Antwerpen Elmaslarıyla ünlü Antwerpen aynı zamanda Avrupa’nın 2. en büyük limanına sahip. Sırf bu iki sebepten oldukça zengin bir şehir. Efsaneye göre bir dev Antwerp’in verimli limanlarına yanaşan her küçük gemiden haraç toplarmış ve rahat bırakmazmış. Brabo adlı Julius Cesar’ın kuzeni olan Roma askeri devi öldürmüş ve elini kesip limana atmış. Şehrin adı da “ant” (el), “werpen” (atmak) kelimelerinin birleşmesiyle bu efsaneden gelmektedir.

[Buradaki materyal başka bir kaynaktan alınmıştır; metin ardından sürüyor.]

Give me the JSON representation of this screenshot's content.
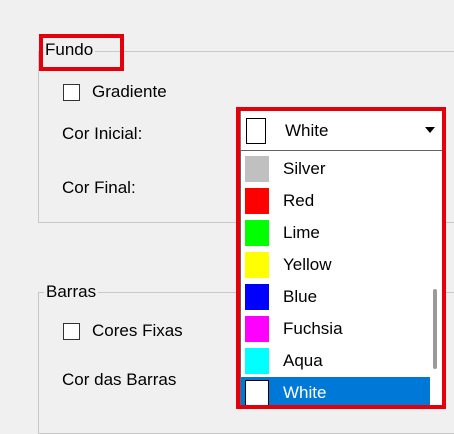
{
  "fundo": {
    "title": "Fundo",
    "gradiente_label": "Gradiente",
    "cor_inicial_label": "Cor Inicial:",
    "cor_final_label": "Cor Final:"
  },
  "barras": {
    "title": "Barras",
    "cores_fixas_label": "Cores Fixas",
    "cor_barras_label": "Cor das Barras"
  },
  "color_combo": {
    "value": "White",
    "swatch_color": "#ffffff"
  },
  "color_options": [
    {
      "name": "Silver",
      "color": "#c0c0c0"
    },
    {
      "name": "Red",
      "color": "#ff0000"
    },
    {
      "name": "Lime",
      "color": "#00ff00"
    },
    {
      "name": "Yellow",
      "color": "#ffff00"
    },
    {
      "name": "Blue",
      "color": "#0000ff"
    },
    {
      "name": "Fuchsia",
      "color": "#ff00ff"
    },
    {
      "name": "Aqua",
      "color": "#00ffff"
    },
    {
      "name": "White",
      "color": "#ffffff",
      "selected": true
    }
  ],
  "colors": {
    "highlight": "#e3000b",
    "selection": "#0078d7"
  }
}
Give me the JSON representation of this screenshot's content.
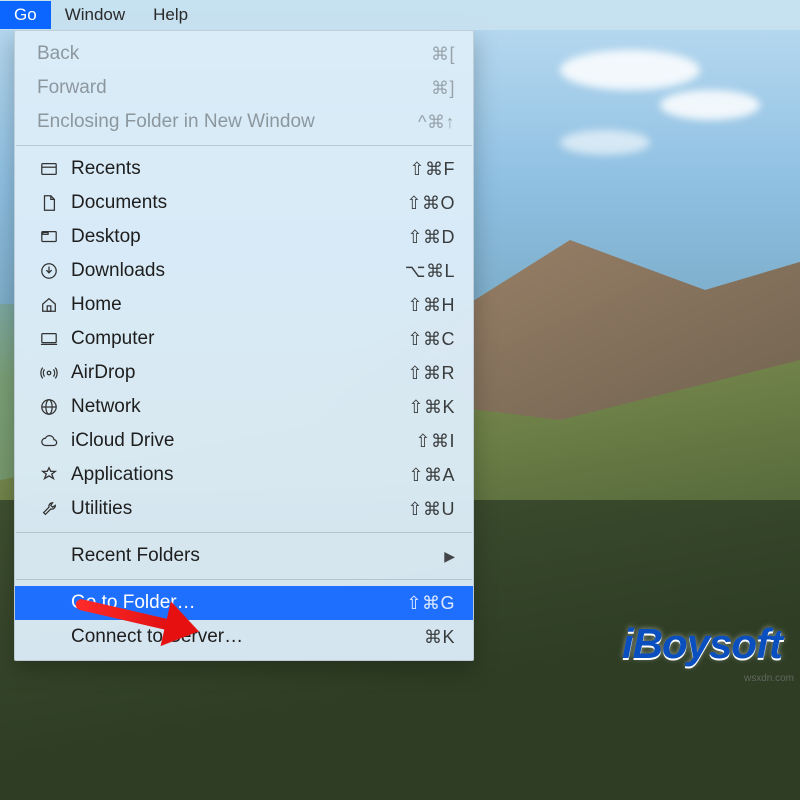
{
  "menubar": {
    "items": [
      {
        "label": "Go",
        "active": true
      },
      {
        "label": "Window",
        "active": false
      },
      {
        "label": "Help",
        "active": false
      }
    ]
  },
  "menu": {
    "section1": [
      {
        "icon": "",
        "label": "Back",
        "shortcut": "⌘[",
        "disabled": true
      },
      {
        "icon": "",
        "label": "Forward",
        "shortcut": "⌘]",
        "disabled": true
      },
      {
        "icon": "",
        "label": "Enclosing Folder in New Window",
        "shortcut": "^⌘↑",
        "disabled": true
      }
    ],
    "section2": [
      {
        "icon": "recents-icon",
        "label": "Recents",
        "shortcut": "⇧⌘F"
      },
      {
        "icon": "documents-icon",
        "label": "Documents",
        "shortcut": "⇧⌘O"
      },
      {
        "icon": "desktop-icon",
        "label": "Desktop",
        "shortcut": "⇧⌘D"
      },
      {
        "icon": "downloads-icon",
        "label": "Downloads",
        "shortcut": "⌥⌘L"
      },
      {
        "icon": "home-icon",
        "label": "Home",
        "shortcut": "⇧⌘H"
      },
      {
        "icon": "computer-icon",
        "label": "Computer",
        "shortcut": "⇧⌘C"
      },
      {
        "icon": "airdrop-icon",
        "label": "AirDrop",
        "shortcut": "⇧⌘R"
      },
      {
        "icon": "network-icon",
        "label": "Network",
        "shortcut": "⇧⌘K"
      },
      {
        "icon": "icloud-icon",
        "label": "iCloud Drive",
        "shortcut": "⇧⌘I"
      },
      {
        "icon": "applications-icon",
        "label": "Applications",
        "shortcut": "⇧⌘A"
      },
      {
        "icon": "utilities-icon",
        "label": "Utilities",
        "shortcut": "⇧⌘U"
      }
    ],
    "section3": [
      {
        "icon": "",
        "label": "Recent Folders",
        "submenu": true
      }
    ],
    "section4": [
      {
        "icon": "",
        "label": "Go to Folder…",
        "shortcut": "⇧⌘G",
        "highlight": true
      },
      {
        "icon": "",
        "label": "Connect to Server…",
        "shortcut": "⌘K"
      }
    ]
  },
  "watermark": {
    "text": "iBoysoft",
    "small": "wsxdn.com"
  }
}
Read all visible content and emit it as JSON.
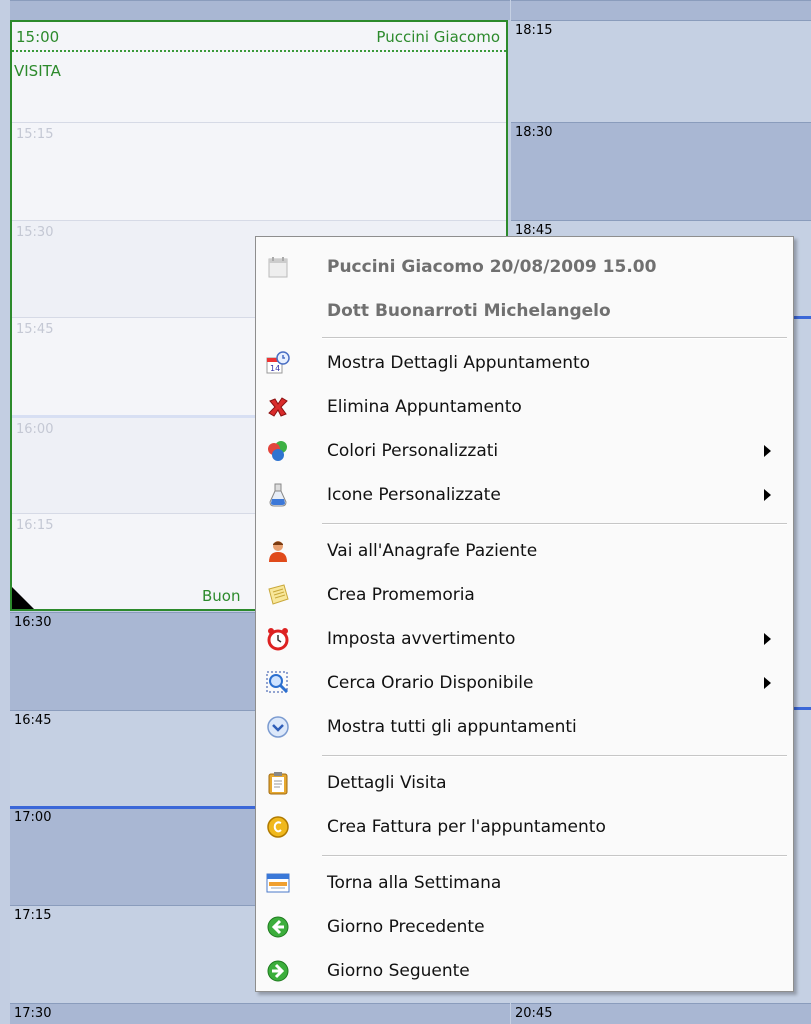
{
  "calendar": {
    "left_times": [
      "16:30",
      "16:45",
      "17:00",
      "17:15",
      "17:30"
    ],
    "right_times": [
      "18:15",
      "18:30",
      "18:45",
      "20:45"
    ]
  },
  "appointment": {
    "time": "15:00",
    "patient": "Puccini Giacomo",
    "type": "VISITA",
    "doctor_short": "Buon",
    "inner_times": [
      "15:15",
      "15:30",
      "15:45",
      "16:00",
      "16:15"
    ]
  },
  "menu": {
    "header_title": "Puccini Giacomo 20/08/2009 15.00",
    "header_doctor": "Dott Buonarroti Michelangelo",
    "items": [
      {
        "label": "Mostra Dettagli Appuntamento",
        "icon": "calendar-detail-icon"
      },
      {
        "label": "Elimina Appuntamento",
        "icon": "red-x-icon"
      },
      {
        "label": "Colori Personalizzati",
        "icon": "color-balls-icon",
        "submenu": true
      },
      {
        "label": "Icone Personalizzate",
        "icon": "flask-icon",
        "submenu": true
      },
      {
        "label": "Vai all'Anagrafe Paziente",
        "icon": "patient-icon"
      },
      {
        "label": "Crea Promemoria",
        "icon": "note-icon"
      },
      {
        "label": "Imposta avvertimento",
        "icon": "alarm-clock-icon",
        "submenu": true
      },
      {
        "label": "Cerca Orario Disponibile",
        "icon": "magnifier-icon",
        "submenu": true
      },
      {
        "label": "Mostra tutti gli appuntamenti",
        "icon": "chevron-circle-icon"
      },
      {
        "label": "Dettagli Visita",
        "icon": "clipboard-icon"
      },
      {
        "label": "Crea Fattura per l'appuntamento",
        "icon": "invoice-coin-icon"
      },
      {
        "label": "Torna alla Settimana",
        "icon": "week-calendar-icon"
      },
      {
        "label": "Giorno Precedente",
        "icon": "green-left-arrow-icon"
      },
      {
        "label": "Giorno Seguente",
        "icon": "green-right-arrow-icon"
      }
    ]
  }
}
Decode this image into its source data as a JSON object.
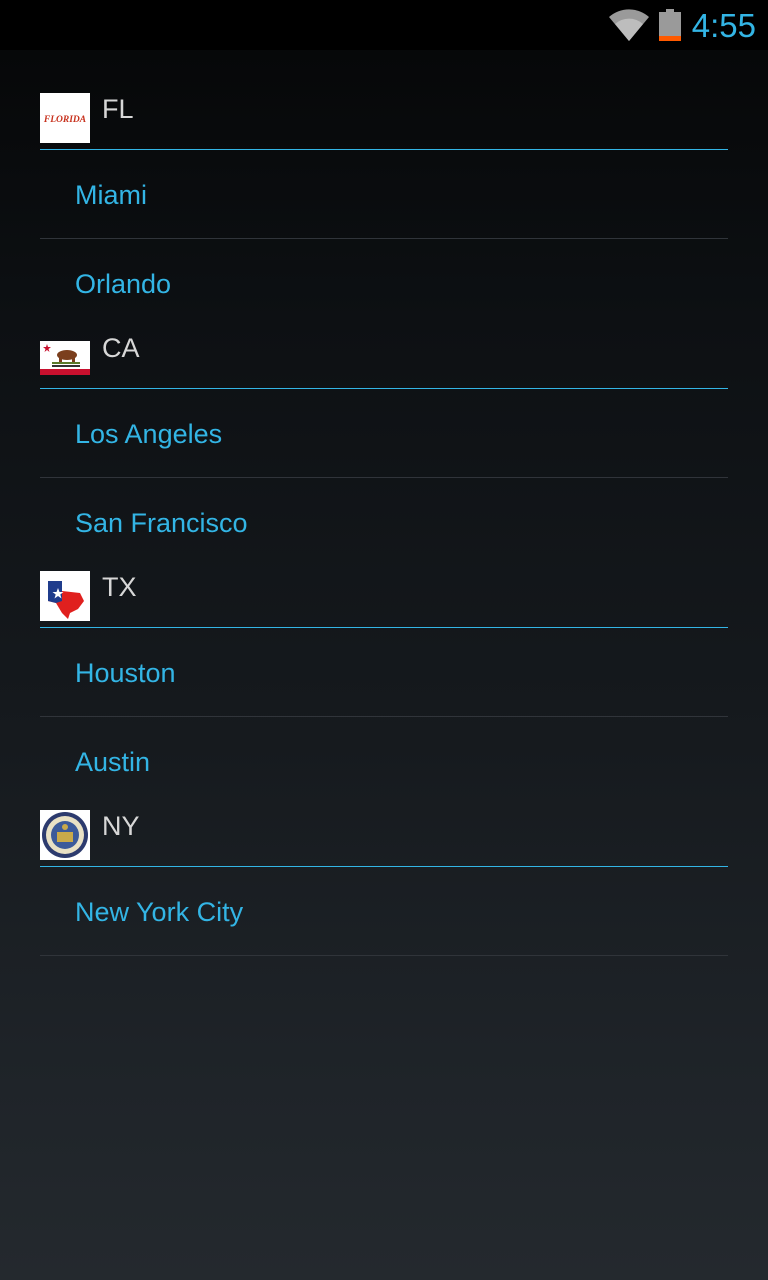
{
  "status_bar": {
    "time": "4:55",
    "icons": [
      "wifi-icon",
      "battery-icon"
    ],
    "accent_color": "#33b5e5"
  },
  "sections": [
    {
      "state": "FL",
      "flag_icon": "florida-flag-icon",
      "flag_text": "FLORIDA",
      "cities": [
        "Miami",
        "Orlando"
      ]
    },
    {
      "state": "CA",
      "flag_icon": "california-flag-icon",
      "cities": [
        "Los Angeles",
        "San Francisco"
      ]
    },
    {
      "state": "TX",
      "flag_icon": "texas-map-flag-icon",
      "cities": [
        "Houston",
        "Austin"
      ]
    },
    {
      "state": "NY",
      "flag_icon": "new-york-seal-icon",
      "cities": [
        "New York City"
      ]
    }
  ],
  "colors": {
    "header_text": "#d7d7d7",
    "city_text": "#33b5e5",
    "header_divider": "#33b5e5",
    "row_divider": "#30343a"
  }
}
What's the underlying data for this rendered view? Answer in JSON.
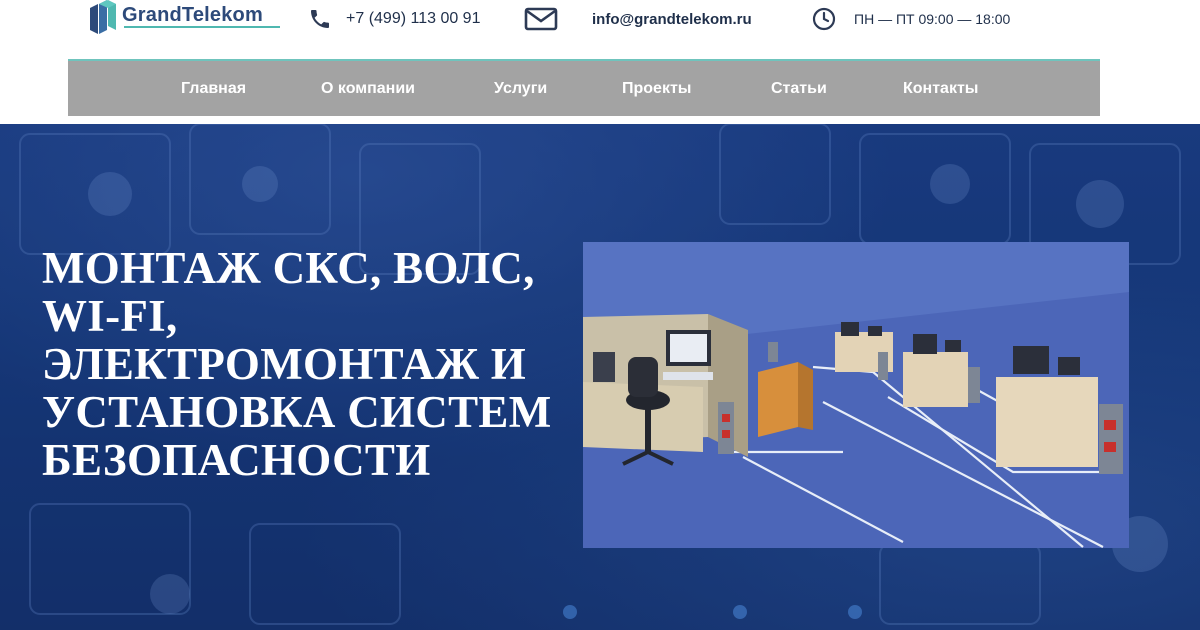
{
  "brand": {
    "name": "GrandTelekom",
    "colors": {
      "primary": "#2d4a7a",
      "accent": "#4fb8b0",
      "nav_bg": "#a3a3a3",
      "hero_bg": "#1c3f86"
    }
  },
  "header": {
    "phone": {
      "icon": "phone-icon",
      "text": "+7 (499) 113 00 91"
    },
    "email": {
      "icon": "mail-icon",
      "text": "info@grandtelekom.ru"
    },
    "hours": {
      "icon": "clock-icon",
      "text": "ПН — ПТ 09:00 — 18:00"
    }
  },
  "nav": {
    "items": [
      {
        "label": "Главная"
      },
      {
        "label": "О компании"
      },
      {
        "label": "Услуги"
      },
      {
        "label": "Проекты"
      },
      {
        "label": "Статьи"
      },
      {
        "label": "Контакты"
      }
    ]
  },
  "hero": {
    "title": "МОНТАЖ СКС, ВОЛС,\nWI-FI,\nЭЛЕКТРОМОНТАЖ И\nУСТАНОВКА СИСТЕМ\nБЕЗОПАСНОСТИ"
  }
}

İnsana huzur veren, insanı özendiren bir yaşam, oldukça eğitimli ve kültürlü bir nüfus var. Herkes çok iyi İngilizce biliyor ve sorularınıza sıkılmadan tebessümle ya da gülümseyerek cevap veriyorlar. 1 gün içinde rahat rahat gezerek bolca keyif molası vererek güzel zaman geçirdik!! Buradan da Brugge ye geçtik burası da çok güzeldi (II. Dünya Savaşı’nda zarar görmediği için bozulmadan korunmuş), çikolataları, danteli (diğer adıyla rahibe işi), kanalları ve Bürüksel birası ile ünlü bir şehir. Sokakta yürürken tarihin çok iyi korunduğunu rahatlıkla görebiliyorduk. Bu Avrupa gezisi çok güzel geçti Brugge’ü çok beğendik ve bir daha gelme isteğiyle buradan ayrıldık yağmurun eşliği ile tren istasyona geldik yorgun argın eve döndük.